We spoil a good deal of good work through overwork. If we could but let well alone we should not suffer the bitter reflections and heartburn of a remembered chance cast away. We go on polishing and working, rounding off this energetic sentence, touching over that harsh brush-mark, until we have refined all spirit out of our work, and finish it off with a smooth surface and nothing else.

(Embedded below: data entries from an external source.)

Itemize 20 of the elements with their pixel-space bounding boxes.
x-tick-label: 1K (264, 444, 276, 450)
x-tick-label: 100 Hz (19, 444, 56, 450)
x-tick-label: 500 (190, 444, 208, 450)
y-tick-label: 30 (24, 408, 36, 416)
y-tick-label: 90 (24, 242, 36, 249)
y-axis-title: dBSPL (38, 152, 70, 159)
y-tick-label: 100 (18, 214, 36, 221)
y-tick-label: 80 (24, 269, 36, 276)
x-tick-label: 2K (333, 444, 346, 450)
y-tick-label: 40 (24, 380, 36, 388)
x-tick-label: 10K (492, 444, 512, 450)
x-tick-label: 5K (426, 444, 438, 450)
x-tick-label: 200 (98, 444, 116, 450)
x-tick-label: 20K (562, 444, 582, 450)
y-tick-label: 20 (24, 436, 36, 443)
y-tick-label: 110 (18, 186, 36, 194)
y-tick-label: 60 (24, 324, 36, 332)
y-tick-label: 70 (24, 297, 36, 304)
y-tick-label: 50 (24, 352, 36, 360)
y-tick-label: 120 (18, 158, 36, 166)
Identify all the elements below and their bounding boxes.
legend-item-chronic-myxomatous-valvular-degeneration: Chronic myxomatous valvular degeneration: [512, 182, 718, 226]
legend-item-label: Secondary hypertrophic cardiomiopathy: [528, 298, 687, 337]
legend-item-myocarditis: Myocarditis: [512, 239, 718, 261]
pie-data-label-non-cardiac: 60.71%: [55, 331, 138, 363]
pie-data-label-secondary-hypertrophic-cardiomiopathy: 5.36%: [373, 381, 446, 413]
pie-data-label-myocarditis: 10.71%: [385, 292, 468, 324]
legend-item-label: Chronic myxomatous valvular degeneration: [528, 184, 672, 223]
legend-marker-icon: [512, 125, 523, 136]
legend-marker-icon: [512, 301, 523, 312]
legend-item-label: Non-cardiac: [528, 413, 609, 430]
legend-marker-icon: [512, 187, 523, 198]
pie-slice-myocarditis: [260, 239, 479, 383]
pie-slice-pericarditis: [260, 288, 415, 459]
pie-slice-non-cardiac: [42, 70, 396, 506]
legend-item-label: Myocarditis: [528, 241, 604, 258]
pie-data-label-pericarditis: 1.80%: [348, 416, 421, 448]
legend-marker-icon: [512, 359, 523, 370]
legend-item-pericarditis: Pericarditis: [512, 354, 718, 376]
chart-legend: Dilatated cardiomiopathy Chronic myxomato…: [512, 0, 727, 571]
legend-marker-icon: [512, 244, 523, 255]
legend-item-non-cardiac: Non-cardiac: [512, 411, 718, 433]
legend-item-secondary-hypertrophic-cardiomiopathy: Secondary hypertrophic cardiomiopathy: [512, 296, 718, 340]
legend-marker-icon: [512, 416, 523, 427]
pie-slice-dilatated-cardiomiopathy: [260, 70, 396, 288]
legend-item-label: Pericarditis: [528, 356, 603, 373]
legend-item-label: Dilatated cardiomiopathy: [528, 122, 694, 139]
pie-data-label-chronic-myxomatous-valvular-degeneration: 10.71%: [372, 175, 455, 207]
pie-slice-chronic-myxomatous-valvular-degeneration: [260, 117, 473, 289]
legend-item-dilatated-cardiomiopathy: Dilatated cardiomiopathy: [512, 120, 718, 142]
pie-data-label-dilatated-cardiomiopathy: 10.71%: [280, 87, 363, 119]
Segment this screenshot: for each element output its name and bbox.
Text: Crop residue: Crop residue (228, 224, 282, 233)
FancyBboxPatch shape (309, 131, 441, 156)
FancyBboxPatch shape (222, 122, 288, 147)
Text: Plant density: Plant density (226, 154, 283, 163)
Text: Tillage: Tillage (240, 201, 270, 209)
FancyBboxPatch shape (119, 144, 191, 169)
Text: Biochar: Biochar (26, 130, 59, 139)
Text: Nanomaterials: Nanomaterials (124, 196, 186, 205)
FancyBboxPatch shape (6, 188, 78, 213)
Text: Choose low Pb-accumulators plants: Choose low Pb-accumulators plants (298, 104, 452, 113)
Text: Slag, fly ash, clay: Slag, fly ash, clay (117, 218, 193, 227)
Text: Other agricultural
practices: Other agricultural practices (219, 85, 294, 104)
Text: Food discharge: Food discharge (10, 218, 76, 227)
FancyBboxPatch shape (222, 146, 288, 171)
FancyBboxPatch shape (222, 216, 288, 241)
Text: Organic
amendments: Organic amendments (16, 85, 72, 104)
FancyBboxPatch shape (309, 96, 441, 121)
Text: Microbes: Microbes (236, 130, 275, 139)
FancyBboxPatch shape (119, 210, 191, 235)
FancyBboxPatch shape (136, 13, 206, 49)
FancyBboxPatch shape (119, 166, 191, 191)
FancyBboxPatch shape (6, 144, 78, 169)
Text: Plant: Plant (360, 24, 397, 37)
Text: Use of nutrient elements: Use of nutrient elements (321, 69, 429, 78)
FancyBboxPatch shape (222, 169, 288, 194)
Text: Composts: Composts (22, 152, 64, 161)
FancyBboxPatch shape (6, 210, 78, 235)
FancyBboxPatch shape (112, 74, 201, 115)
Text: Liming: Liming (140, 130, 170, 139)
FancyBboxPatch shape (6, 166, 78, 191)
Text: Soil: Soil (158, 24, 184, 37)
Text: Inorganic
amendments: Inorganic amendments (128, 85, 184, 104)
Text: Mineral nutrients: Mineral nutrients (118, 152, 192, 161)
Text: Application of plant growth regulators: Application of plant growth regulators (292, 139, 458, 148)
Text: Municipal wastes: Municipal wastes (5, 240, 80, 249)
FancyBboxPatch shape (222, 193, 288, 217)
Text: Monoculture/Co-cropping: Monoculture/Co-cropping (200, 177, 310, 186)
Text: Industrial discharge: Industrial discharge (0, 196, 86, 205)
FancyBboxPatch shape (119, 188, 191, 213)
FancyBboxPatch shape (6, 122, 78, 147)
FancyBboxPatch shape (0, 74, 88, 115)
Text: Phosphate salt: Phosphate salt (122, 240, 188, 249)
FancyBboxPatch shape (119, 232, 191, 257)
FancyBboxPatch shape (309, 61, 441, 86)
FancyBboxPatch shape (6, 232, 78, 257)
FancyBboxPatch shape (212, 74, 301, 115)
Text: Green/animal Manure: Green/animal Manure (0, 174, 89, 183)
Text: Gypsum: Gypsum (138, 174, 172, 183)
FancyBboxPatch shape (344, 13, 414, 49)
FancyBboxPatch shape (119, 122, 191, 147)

To quote once more from Ruskin when he is for a moment sensible; he speaks of the value of finish in the ‘Stones of Venice’ thus: ‘Never demand an exact finish when it does not lead to a noble end. If you have the thought of a rough or untaught man, you must have it in a rough and untaught way; but from an educated man, who can without effort express his thoughts in an educated way, take the graceful expression and be thankful, only get the thought and do not silence the peasant because he cannot speak good grammar, or until you have taught him his grammar. Grammar and refinement are good things both, only be sure of the better things first.... Always look for invention first, and after that for such execution as will help the invention and as the inventor is capable of, without painful effort, and no more; above all, demand no refinement of execution where there is no thought, for that is slaves’ work unredeemed. Rather choose rough work than smooth work, so that the practical purpose is answered, and never imagine there is reason to be proud of anything that may be accomplished by patience and sand-paper!’

We can desire to read nothing broader or finer than this from any man, for the man must write or paint roughly who cannot do better through his want of education; but if the thoughts are there, it must be well. The man also must write and paint roughly, no matter what his education has been, when his thoughts are quicker and fuller than his power of execution, and it is better to have the rough work and the full thought than the finished work and something lost. But, no matter whether it be science or art that the man is treating, I would reverse the advice Ruskin gives in his introduction to ‘Proserpina,’ and tell the man to write it in the language that he and his neighbours are most familiar with, and not waste his time locking it up in a dead language that only a few can understand. As to taking a month to each page, if heaven has gifted him with ideas, he will find this as impossible to do as it will be for the man or woman who have the spirit of men or women, and not the essence of fools and apes, to cut the acquaintance who may be in reduced circumstances, or engaged in honest, therefore holy, labour.

The other way of coming before nature is the tersely realistic, that regards the changing glories of the sunset or moonrise with a callous, critical, investigating glance, indulging in no idle visions or fancy images, but dividing the glories into degrees of colour and gradation.

The school of Shelley sings—

When sunset may breathe
From the lit sea beneath
Its ardours of rest and of love.

This cool hand cuts down all the ardours, and dots them lemon, orange, chrome, rose madder, vermilion, raw umber, and cobalt.

And yet we must approach nature with a certain amount of awe and veneration, if we would be painters and not painting-machines. If we have any sentiment in our composition at all, we can no more gaze upon the beautiful or grand without a responsive something being stirred within us than we can hope to eat pork chops the last thing at night and escape the nightmare.

The dash of the waterfall must produce in us more than the dry estimate of its sparkling colours, or we are not far removed from the fern that draggles by its edge. A lovely face or graceful form must teach us more than carnation and ochre, or we deserve to be the hero of Campbell’s melancholy poem ‘The Last Man.’ If we do not feel the spirit of the whole while we watch the form, the colour, and lights and shades, we are worse off than the shadowless man, for we have pawned our souls without redeeming that faithful follower.

It may be the spirit and beauty of peachy golden youth, or the spirit and beauty of gnarled silver age, that we are watching. We see the lights and the shadows playing about, the greens, the purples, the browns, the reds, the yellows, the whites, but we feel that there is more than this. We dissect hair, we see in the dark the rich brown madder shadows with the purple half-lights and blue gleams, and we know this makes the raven’s plume from the right standpoint; or the golden tress, with its mixtures of ochre, green, and red, and we thrill at the dusky loveliness that is crouching in the silky masses, or the angel glory that is hovering round the fair, and so we drink in all the poetry that we must have to refine and gild our realistic common sense before we can appreciate it enough to paint it.